On the publishing front, Kay McCauley offered good counsel when I needed it. Fred Herman earned my undying gratitude by answering the phone. Teresa Nielsen Hayden taught me new things about the inside of the editorial mind.

To all those friends who offered support during this difficult past year and gave me the strength to keep writing—Yvonne, Sally, Weber, Sharon, Jan, and Steve among them—I offer my thanks and my hopes that you enjoy the story.

And, finally, I want to thank the Los Alamos Five and all the other readers who wrote me this year for reminding me why I like writing books.

BOOK ONE
Chapter I

L
ying on his back in the darkness of his bedchamber, King Allister of the Pledge listened to his wife's soft breathing.

Pearl was pretending to be asleep, even as he was.

Twenty-two years of marriage made fairly certain that neither was fooled. Those same twenty-two years made certain that each would maintain the farce.

He wondered if the same things kept her awake. There had been so much. The war—King Allister's War, they were calling it now, as if he had started it. And maybe he had. He had certainly done his part to end it.

The coronation earlier that day—all those people kneeling before him, swearing oaths. Some had been truly happy, he thought, but others… He thought he'd seen all the faces that men turn on each other, but he had seen a new one now… the eyes had been flat, holding no expression at all, while lips smiled or frowned; you could almost taste the calculation going on behind them. He'd never had power before, so he'd never seen this bland face that ambitious men turn to power.

But why should he fool himself? Ignoring the true reason for his sleeplessness was as ridiculous as this game of pretending to Pearl that he was asleep. At least that game served some purpose; at least each could believe the other might be resting.

Valora's letter. Whether his eyes were opened or closed Allister could summon the text of it before him, seeing it as glowing silver words against velvet black, though the real letter had been neatly written in prosaic black ink upon fine vellum. He'd first discovered the letter—and the queen's treachery—soon after their arrival.

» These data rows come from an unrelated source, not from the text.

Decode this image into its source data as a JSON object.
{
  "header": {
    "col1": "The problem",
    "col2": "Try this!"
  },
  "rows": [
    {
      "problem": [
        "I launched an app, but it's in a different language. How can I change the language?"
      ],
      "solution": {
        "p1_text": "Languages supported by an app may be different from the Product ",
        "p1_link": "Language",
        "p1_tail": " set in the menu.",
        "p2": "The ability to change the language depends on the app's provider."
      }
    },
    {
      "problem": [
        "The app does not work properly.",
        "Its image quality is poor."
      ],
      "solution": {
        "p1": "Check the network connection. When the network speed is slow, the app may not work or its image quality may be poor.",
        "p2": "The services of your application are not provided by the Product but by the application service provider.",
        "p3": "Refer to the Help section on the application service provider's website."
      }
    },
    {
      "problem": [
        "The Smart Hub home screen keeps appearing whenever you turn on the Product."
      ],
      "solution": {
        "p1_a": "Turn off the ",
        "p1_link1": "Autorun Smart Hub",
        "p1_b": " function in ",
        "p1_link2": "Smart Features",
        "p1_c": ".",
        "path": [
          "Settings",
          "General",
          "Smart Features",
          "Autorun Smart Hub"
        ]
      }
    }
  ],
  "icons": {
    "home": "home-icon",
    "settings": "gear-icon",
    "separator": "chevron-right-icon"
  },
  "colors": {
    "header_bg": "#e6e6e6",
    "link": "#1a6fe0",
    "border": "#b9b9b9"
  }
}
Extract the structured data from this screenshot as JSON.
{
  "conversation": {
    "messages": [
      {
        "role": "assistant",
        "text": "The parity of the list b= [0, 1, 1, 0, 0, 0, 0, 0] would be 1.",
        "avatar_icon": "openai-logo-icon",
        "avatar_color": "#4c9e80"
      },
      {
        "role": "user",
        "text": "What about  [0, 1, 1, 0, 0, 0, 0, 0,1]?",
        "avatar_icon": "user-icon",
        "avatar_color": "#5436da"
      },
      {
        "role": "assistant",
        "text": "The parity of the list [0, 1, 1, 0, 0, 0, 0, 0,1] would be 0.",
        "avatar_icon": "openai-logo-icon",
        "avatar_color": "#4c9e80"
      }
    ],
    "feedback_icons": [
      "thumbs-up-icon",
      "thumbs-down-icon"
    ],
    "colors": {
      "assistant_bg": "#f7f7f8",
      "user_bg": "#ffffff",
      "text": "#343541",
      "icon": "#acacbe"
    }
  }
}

Allister Seagleam, king in all but crown, had arrived with his family and retainers at Silver Whale Cove mid-afternoon the previous day. The castle itself—a massive stone structure along whose walls both rounded and square-built towers alternated—had been built close to the water, on a high point jutting into the cove. Named Revelation Point Castle for some event in Bright Bay's colonial past, it was the traditional seat for rulers of the area.

They were hardly through the arched stone gateway before they learned that Queen Valora, the former Queen Gustin IV, had departed on schedule as promised, taking with her rather more of the castle staff than was polite, and leaving those who remained in an uproar as they prepared for the formal coronation that was to be held the next afternoon.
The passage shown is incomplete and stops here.